Opinion: A conscious travel guide to Sri Lanka

GlobalPost
Updated on
The World

NEW YORK — Many observers of Sri Lanka’s conflict expected a rush of tourism following its end last year. And now journalists are tipping their hats in Sri Lanka’s direction: in recent pieces, both The New York Times and Daily Candy have recommended the country as a go-to.

In fact, Sri Lanka made the top of the Times’ list of travel destinations for the year. Why go? For Daily Candy, the reason is that “The civil war is mostly over, and Sri Lanka is now stable and safe — and as beautiful, tropical, and friendly as ever.” For the Times, Sri Lanka is a natural escape, a place where “elephants roam freely, water buffaloes idle in paddy fields and monkeys swing from trees. And then there’s the pristine coastline.” Both paint a picture of a hip and upcoming travel destination. This language of marketing tourism is all too common in travel writing and disconnects the country from reality.

Sri Lanka’s civil war should not be dismissed as merely an event of the past. The Times writes, “While a few military checkpoints remain, vacationers can lounge on poolside hammocks under palm trees or snorkel in its crystal-clear waters.” Should tourists be encouraged to simply flock to the beaches of the north without knowledge of the thousands of civilians who are still trying to regain their livelihoods in an area that has been war-torn for decades? While many of the people who were internally displaced by the conflict have returned to their homes, according to the Internal Displacement Monitoring Center, 108,106 civilians are still being accommodated in temporary camps. Furthermore, Sri Lanka continues to face conflict.
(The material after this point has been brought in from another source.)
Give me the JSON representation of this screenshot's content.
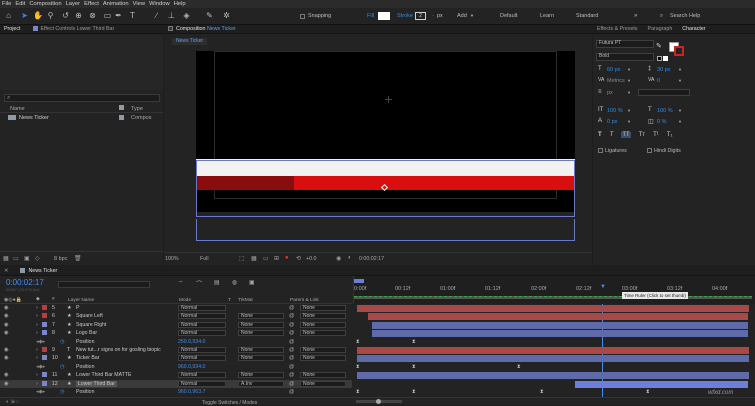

Recent events in the country’s politics — such as the arrest of opposition leader, General Sarath Fonseka, and President Mahinda Rajapakse’s dissolution of parliament — speak to a tense political situation far from being resolved. These realities are not mentioned in recent travel writing about Sri Lanka. Why should the promotion of tourism mean erasing the reality of the country?

There are many reasons to visit Sri Lanka, but the Times and Daily Candy got it all wrong. Instead of focusing on the rich cultural and historical context that makes a place like Sri Lanka worth visiting and learning about, they do little more than exoticize the country. We should ask ourselves, how can people travel responsibly to places like Sri Lanka? While many tourists do travel as a form of escape, it doesn’t mean that one should forget about the people who live in the places that one is fortunate enough to visit.

What I am suggesting is that tourists need to be conscious of where they are traveling to, have a desire to learn about a country’s cultures and history, and not merely treat their visit as an otherworldly experience. This does not mean that in getting to know the “real” Sri Lanka, tourists should attempt a problematic “live like the natives” approach. It’s a hard line to straddle of course — but to some extent it’s the effort that counts.

As a Sri Lankan and as someone who has recently been in Sri Lanka, I would advise tourists to use their travel opportunity to learn about the country’s history. Historic destinations include Sigiriya, Polonnuruwa and Anuradhapura, which are the ruins of some of Lanka’s ancient kingdoms. Here one is exposed to the impressive architecture of historic temples, palaces and frescoes from as far back as the 10th century B.C.

Outside of the capital of Colombo, the cities of Kandy and Jaffna have long been cultural hubs on the island with long histories worth learning about. In Sri Lanka’s up-country, the town of Nuwara Eliya is an important location of the country’s tea production. Here, visitors can learn more about the colonial legacy of tea plantations in Sri Lanka.

For tourists seeking beach destinations, I highly recommend supporting local guest houses during your stay. This will support the growth of local industry in beach and coastal towns on the island. The Nilaveli Beach in the northeast area of Trincomalee, Arugam Bay in the southeast or Unawatuna Beach in the southern area of Galle, are a few popular destinations.

As the north of the island and its people are inevitably still recovering from war, the local tourism industry is slowly regenerating. Travelers should be conscious and sensitive to the area’s history of conflict when traveling to the north, as people are still regaining their livelihoods in many northern parts of the island.

I am convinced that potential travelers gain more from realistic representations of the country of destination than hyped-up and exotified versions. This allows tourists to make conscientious travel plans within countries such as Sri Lanka.

Thanu Yakupitiyage is a graduate student at the University of Massachusetts Amherst, gaining a masters in communications/media studies. She is a member of Lanka Solidarity, a multiethnic group conducting advocacy and outreach activities that promote lasting peace, reconciliation and political approaches to problems in Sri Lanka and its diasporas.